など、文化祭一つとってもベクトルが様々です。

クラス運営では、決してマジョリティを大切にし過ぎず、一人でポツンといる生徒などにも、バランスよく声をかけてやるのが難しいところ。

文化祭で一つになることができた!

と思っても、担任がそう思っているだけかもしれませんしね。

各生徒が思っていることや熱量、やり切った感はそれぞれ異なります。

ここで言う「一つ」というのは、

  1. ごちゃごちゃしたいくつもの思想を
  2. なんとか同じ空間にいさせて、最後までやり切った

ということに過ぎません。

僕はそれでもいいと思っています。

ベクトルや熱量が違っても、発信元は「僕のクラスメイトである」という事実は、変わらないことですからね。

いろんな生徒が一堂に会して、紆余曲折ありながらも1つになる。文化祭は感動的だ。

先生が前を突き進んでいく意味

僕は文化祭や体育祭などでは、

基本的には生徒たちが主役だ

と思っています。

しかし時には、先生が「恥を捨てて楽しむ方法」を教えてあげることも大切です。

例えば僕も、今回の文化祭の空き時間で「いろんなクラスを回ること」をしてみました。

先生が来てくれますと、生徒も嬉しいからです。

僕は縁日やゲーム形式のものに取り組むときは、誰よりも真剣になります笑。

くそぅ!あぁ!

と大声をあげながら笑、一人で楽しむ姿を見て「生徒はどう思うのかな?」と、様子を伺ってもいました。
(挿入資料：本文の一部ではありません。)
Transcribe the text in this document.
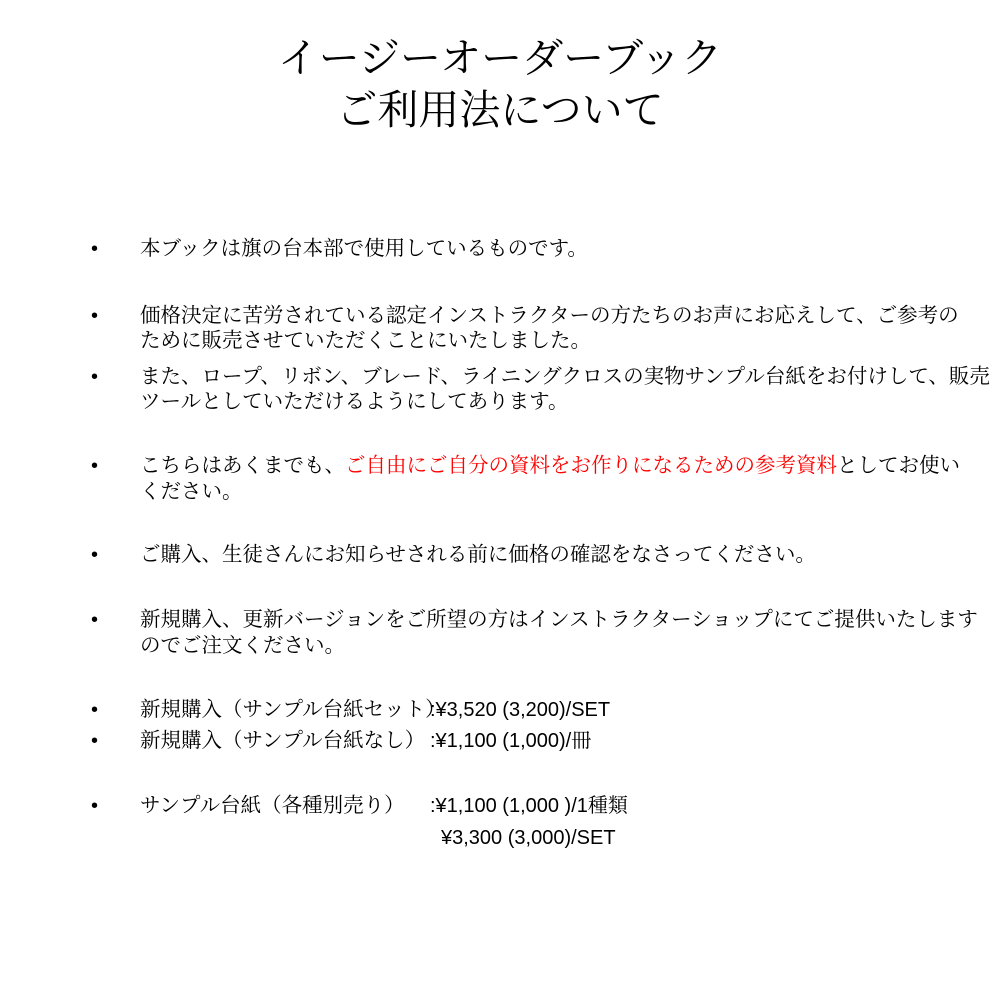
イージーオーダーブック
ご利用法について
• 本ブックは旗の台本部で使用しているものです。
• 価格決定に苦労されている認定インストラクターの方たちのお声にお応えして、ご参考の
ために販売させていただくことにいたしました。
• また、ロープ、リボン、ブレード、ライニングクロスの実物サンプル台紙をお付けして、販売
ツールとしていただけるようにしてあります。
• こちらはあくまでも、ご自由にご自分の資料をお作りになるための参考資料としてお使い
ください。
• ご購入、生徒さんにお知らせされる前に価格の確認をなさってください。
• 新規購入、更新バージョンをご所望の方はインストラクターショップにてご提供いたします
のでご注文ください。
• 新規購入（サンプル台紙セット）
:¥3,520 (3,200)/SET
• 新規購入（サンプル台紙なし） :¥1,100 (1,000)/冊
• サンプル台紙（各種別売り） :¥1,100 (1,000 )/1種類
¥3,300 (3,000)/SET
僕が楽しんでいますと、生徒たちも笑ってくれるのです。

ダンス公演についても、そうでした。

基本的には生徒が主役なのですが、最近の子たちは先生が踊ることについて、どうも気になるらしいのです。

先生いつ出演するの?絶対見に行くからね!

と、楽しみにしてくれる子たちが多くて、嬉しいものです。

主役は生徒ですが、楽しめるアトラクションを用意できるのであれば、生徒たちのためにも、

練習して来たことを出してやろうじゃないか

と思ってしまうのです。

そして踊り終わった後に、決まって生徒たちが駆け寄ってきて、

先生かっこよかった!すごかったよ!

と言ってくれるんですよね。

そこから生まれるコミュニケーションが、また今後の「繋がり」になるので意味のあることなのです。

生徒たちも、

こういう楽しみ方があるんだな

と思ってくれますしね。

いつまでも熱くいたい。

年老いても、その心意気は忘れずに、生徒と過ごしていきたいですね。

先生も思いっきり楽しもう。生徒たちに大人の楽しみ方を伝えるのだ。

おわりに

僕は、自分が高校生時代の頃は文化祭をあまり楽しむことができなかったため、

どうやったら生徒が楽しむことができるだろうか?

と考えること自体が楽しくなっていました。

終わってみますと、

  • それぞれの個性を発見できたり
  • 生徒とたくさん話すことができたり

と、数時間だけでも、素晴らしい体験をすることができました。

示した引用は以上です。